Tapestry Q2 2025 Growth Powered by Coach Sales Gains


Coach continued to push Tapestry Inc. to new heights in the fiscal second quarter — prompting the company to solidly boost its outlook for the full year. 

The handbag brand — which invented the term “accessible luxury” 25 years ago, but lately has been moving upscale — grew sales 25 percent to $2.1 billion for the three months ended Dec. 27. 

That pace was not matched by its younger sibling, Kate Spade, which is still in the midst of resetting its operations and saw sales fall 14 percent to $360 million, in line with management’s expectations. The much smaller Stuart Weitzman business was sold off in August to Caleres.

Despite the declines at Kate Spade, it is Coach that serves as the center of gravity at Tapestry and it’s that brand’s growth that’s falling to the bottom line.

Tapestry’s net earnings rose 81 percent to $561 million — while adjusted earnings per share were up a milder, but still very strong 34 percent to $2.69. That’s 46 cents above the $2.23 Wall Street analysts had penciled in, according to Yahoo Finance.

Total revenues rose 14 percent to $2.5 billion, or 18 percent growth on a proforma basis, which factors out Stuart Weitzman sales from the year-ago period.

Pro forma constant currency sales were up 17 percent in North America, 22 percent in Europe and 18 percent in the Asia-Pacific region.

Investors have come to expect growth from Tapestry and over the past year have sent its shares up over 78 percent, giving the company a market capitalization of $26.9 billion — one of the highest valuations in fashion. 

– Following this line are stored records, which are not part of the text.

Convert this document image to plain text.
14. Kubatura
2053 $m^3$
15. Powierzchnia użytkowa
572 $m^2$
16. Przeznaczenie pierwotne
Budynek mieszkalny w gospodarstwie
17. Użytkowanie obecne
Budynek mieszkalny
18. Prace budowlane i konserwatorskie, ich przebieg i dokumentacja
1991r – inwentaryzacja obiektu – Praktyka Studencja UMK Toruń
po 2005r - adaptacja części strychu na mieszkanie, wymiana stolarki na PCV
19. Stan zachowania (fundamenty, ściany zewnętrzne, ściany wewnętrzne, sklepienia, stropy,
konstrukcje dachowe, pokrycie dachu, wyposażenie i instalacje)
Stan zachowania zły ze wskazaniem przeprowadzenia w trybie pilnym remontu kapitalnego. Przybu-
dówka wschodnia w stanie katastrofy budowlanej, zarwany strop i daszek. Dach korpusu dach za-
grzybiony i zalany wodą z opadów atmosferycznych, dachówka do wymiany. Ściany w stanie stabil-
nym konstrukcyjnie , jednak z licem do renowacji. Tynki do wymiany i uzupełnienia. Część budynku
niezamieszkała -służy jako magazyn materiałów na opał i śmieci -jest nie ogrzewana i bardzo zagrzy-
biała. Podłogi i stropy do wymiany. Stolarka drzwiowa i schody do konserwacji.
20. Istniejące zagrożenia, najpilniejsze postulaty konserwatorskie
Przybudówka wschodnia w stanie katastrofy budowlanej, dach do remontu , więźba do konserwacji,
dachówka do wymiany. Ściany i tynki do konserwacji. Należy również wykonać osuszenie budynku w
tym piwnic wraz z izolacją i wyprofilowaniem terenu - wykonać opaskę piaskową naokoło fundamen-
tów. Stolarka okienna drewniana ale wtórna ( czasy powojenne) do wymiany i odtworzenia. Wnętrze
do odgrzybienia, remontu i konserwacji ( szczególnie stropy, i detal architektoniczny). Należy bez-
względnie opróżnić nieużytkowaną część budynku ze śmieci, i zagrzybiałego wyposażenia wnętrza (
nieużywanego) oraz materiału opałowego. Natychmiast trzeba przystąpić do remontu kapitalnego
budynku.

Tapestry is now looking to give back a little more. The company said it expects to return $1.5 billion to shareholders through dividends and share repurchases this fiscal year, up $200 million from previous projections. That investment represents about 100 percent of the company’s anticipated adjusted free cash flow. 

Wall Street will have a chance to weigh in on the latest results and the sweeter givebacks when the market opens, but the story hasn’t really changed at Tapestry.

In an interview with WWD, Joanne Crevoiserat, chief executive officer, said the company is looking at the long term and thoughtfully running its playbook.

“This is what we’ve designed for, this is who we are,” Crevoiserat said. “We are operating with discipline in a structured way. We’re building strong growth and it’s healthy growth, and we’re investing for a future as we’re building this growth.

“We’re also having some fun,” she said. “We’re fueling a culture of creativity and innovation and our teams are really inspired and excited by our progress.”

Fun is easier when one is winning. 

Crevoiserat said Todd Kahn, CEO and brand president of Coach, describes it as “an overnight success, five years in the making.”

“We’ve been disciplined in building these capabilities over time and we continue to lean into the capabilities that we are building,” Crevoiserat said. “It starts with being consumer obsessed, really understanding our target consumer and then taking that consumer understanding and embedding it in everything we do. Taking those insights and moving to action, action in the product that we’re developing, in the experiences that we’re delivering to these target consumers and its excellence in execution around the world.”

Tapestry is successfully doing less with more.

“We cut back in the days of the pandemic — 40 percent of our assortment, the tail of things that weren’t productive,” Crevoiserat said. “And we’ve gotten more disciplined by making the products that we are developing standing behind them with more conviction, with more investment behind marketing.”

The more muscle, less fat effect can be seen in the company’s margins. 

Gross margins totaled 75.5 percent of sales during the quarter, up 110 basis points from 74.4 percent a year earlier — and in a year where President Donald Trump’s new tariff regime basically caused a supply chain tsunami.

Scott Roe, chief operating and financial officer of Tapestry, said: “We have every quarter now improved on our gross margin performance. And we’re now at a position where we’re growing gross margins. And that’ll be true not just this year, but our expectation is next year and beyond that we can continue to fully mitigate the impact of tariffs and grow our gross margin. And that’s been an important part of our flywheel or our financial algorithm, accelerating top-line growth margin, gross margin improvements, invest back in the business.”

For the full fiscal year, Tapestry expects revenues to grow by 11 percent to $7.75 billion. Earnings per shares are slated to rise over 25 percent to $6.40 to $6.45 — easily topping the $5.45 to $5.60 previously forecast.